The patient was then transported by sled to the base, a decision Abercrombie said was not made lightly.
“We elected to ski the patient down the mountain on a sled and perform Advanced Life Saving (ALS) interventions in the stable environment of the ski patrol aid room. This was a risky decision that was either going to pay off dramatically or had the potential to miss quick compressions, defibrillation and airway management if the patient re-arrested.”
Once at the bottom of the mountain, Poland and Abercrombie established several IVs, sedated, paralyzed and intubated the patient. Using the MRx, they were able to monitor end-tidal CO2 levels, run a 12-lead EKG and stabilize the patient.
Mother nature was not cooperative
Far from a typical rescue, the elements and terrain were as challenging for medics and ski patrol, as was the patient’s deteriorating condition.
“We had light snow all day,” Abercrombie said. “This prevented the ambulance from being able to respond and provide a quick transport time. It’s an unnerving feeling when you suspect that the patient is likely to arrest again.”
After an hour, the ambulance arrived and transported the patient to Good Samaritan Hospital.

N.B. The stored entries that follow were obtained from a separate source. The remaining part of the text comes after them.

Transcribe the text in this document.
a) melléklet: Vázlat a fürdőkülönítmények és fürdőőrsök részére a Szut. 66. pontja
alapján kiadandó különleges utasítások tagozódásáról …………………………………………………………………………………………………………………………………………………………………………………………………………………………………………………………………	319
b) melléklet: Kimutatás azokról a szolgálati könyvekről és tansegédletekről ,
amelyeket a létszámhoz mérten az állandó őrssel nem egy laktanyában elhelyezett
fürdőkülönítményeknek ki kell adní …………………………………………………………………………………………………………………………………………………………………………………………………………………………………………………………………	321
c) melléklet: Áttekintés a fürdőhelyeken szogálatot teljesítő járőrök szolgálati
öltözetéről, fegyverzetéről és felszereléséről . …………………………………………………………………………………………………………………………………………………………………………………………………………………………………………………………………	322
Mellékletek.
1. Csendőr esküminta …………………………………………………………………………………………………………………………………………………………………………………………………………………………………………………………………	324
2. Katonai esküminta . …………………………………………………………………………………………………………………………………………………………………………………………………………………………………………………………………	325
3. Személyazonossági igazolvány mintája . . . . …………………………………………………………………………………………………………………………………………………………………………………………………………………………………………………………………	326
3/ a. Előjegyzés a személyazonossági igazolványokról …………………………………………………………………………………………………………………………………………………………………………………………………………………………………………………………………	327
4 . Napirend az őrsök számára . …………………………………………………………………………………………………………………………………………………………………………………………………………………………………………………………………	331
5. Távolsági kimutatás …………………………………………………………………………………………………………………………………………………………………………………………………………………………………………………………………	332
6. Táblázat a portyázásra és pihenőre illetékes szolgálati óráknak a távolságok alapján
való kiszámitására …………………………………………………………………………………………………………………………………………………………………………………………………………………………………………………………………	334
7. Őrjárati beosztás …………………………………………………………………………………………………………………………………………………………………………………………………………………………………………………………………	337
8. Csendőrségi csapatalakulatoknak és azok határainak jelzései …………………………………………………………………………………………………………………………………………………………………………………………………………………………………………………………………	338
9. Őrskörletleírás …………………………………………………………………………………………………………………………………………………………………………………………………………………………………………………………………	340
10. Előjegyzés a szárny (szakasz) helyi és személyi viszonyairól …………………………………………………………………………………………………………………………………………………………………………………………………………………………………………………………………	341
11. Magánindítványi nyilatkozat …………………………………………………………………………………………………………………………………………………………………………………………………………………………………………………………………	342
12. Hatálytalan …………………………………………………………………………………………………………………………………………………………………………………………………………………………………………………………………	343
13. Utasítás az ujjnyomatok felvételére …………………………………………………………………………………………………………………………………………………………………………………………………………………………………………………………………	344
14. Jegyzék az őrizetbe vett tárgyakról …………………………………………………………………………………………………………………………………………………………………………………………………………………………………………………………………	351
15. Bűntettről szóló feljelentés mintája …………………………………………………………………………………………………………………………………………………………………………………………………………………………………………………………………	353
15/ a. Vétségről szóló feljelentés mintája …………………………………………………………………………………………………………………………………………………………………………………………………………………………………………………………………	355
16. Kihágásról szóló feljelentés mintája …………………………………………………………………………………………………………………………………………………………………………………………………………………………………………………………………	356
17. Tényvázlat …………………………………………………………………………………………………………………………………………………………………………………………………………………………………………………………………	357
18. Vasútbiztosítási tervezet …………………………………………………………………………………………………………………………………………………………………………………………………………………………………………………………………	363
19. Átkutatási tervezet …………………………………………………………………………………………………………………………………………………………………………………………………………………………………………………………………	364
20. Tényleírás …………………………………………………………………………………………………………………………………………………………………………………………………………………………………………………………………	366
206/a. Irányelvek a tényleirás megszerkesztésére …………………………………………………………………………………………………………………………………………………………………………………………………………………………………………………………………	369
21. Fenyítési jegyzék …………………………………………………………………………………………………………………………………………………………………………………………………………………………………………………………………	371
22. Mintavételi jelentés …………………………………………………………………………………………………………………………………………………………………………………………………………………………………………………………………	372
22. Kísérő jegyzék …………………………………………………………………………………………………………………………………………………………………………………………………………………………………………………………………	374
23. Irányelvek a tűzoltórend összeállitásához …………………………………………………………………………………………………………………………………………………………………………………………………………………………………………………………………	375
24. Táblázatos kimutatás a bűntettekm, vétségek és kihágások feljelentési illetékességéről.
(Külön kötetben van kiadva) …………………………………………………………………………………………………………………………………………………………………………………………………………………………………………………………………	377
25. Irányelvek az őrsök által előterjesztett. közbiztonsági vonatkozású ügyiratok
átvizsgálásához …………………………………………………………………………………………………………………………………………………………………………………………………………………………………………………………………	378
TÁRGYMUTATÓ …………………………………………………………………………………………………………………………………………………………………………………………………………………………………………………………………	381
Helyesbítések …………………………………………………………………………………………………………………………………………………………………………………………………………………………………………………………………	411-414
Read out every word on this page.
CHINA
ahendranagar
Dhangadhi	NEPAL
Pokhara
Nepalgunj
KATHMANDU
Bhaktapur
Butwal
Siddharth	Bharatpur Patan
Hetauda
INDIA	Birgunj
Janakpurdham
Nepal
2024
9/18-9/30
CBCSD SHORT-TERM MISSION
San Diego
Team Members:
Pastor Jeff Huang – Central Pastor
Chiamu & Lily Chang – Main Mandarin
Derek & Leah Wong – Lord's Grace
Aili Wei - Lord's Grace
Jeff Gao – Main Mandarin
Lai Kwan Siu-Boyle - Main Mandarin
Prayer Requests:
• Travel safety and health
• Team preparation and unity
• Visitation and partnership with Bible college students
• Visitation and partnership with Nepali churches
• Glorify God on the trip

Poland sums up the challenges of the steep mountainous terrain. “You need to strike a balance between making sure that the patient is stable enough to transport to a good location to provide meaningful stabilizing care, without providing so much care that you interfere with your ability to safely get him down the mountain.”
No one knows how the weather and landscape can affect a rescue better than Andrew Longstreth. As the Paramedic Program and Advanced Life Support Team Supervisor for Crystal Mountain, he is responsible for administering all the medical programs and training.
Although Longstreth wasn’t on the mountain that Christmas day, he is not surprised about the outcome of the rescue.
AED’S are part of our care team
“We have nine Philips AED’s located strategically for ease of access and in highly-populated areas of the mountain,” he explains.
Adds Poland, “A large portion of our terrain can be time consuming to access from a single location. By having multiple AEDs located strategically, we can be sure that in the event of a Sudden Cardiac Arrest (SCA), we can provide timely defibrillation by trained responders. The AED’s are typically located in the ski patrol ‘shacks’ at the top of lifts where they can be a central access point should anything happen.”
For Longstreth, these devices are a critical part of the care teams. “The HeartStart MRx monitor/defibrillator and the HeartStart AED’s make a good team. We don’t have to switch pads and the functions are easy to use.”
In fact, he says, “four out of the six times we’ve had to use the AED’s, the patient has survived to the hospital. Three of those patients are still alive today.”
Happy New Year, indeed
Both the medics and ski patrol team agree that the AED helped save the patient’s life.
Six days later, on December 31st, the patient was released from the hospital. Thanks to quick thinking, dedicated first responders and well-placed AED’s, what started as a fight for life on Christmas Day, ended with so much to celebrate in the New Year.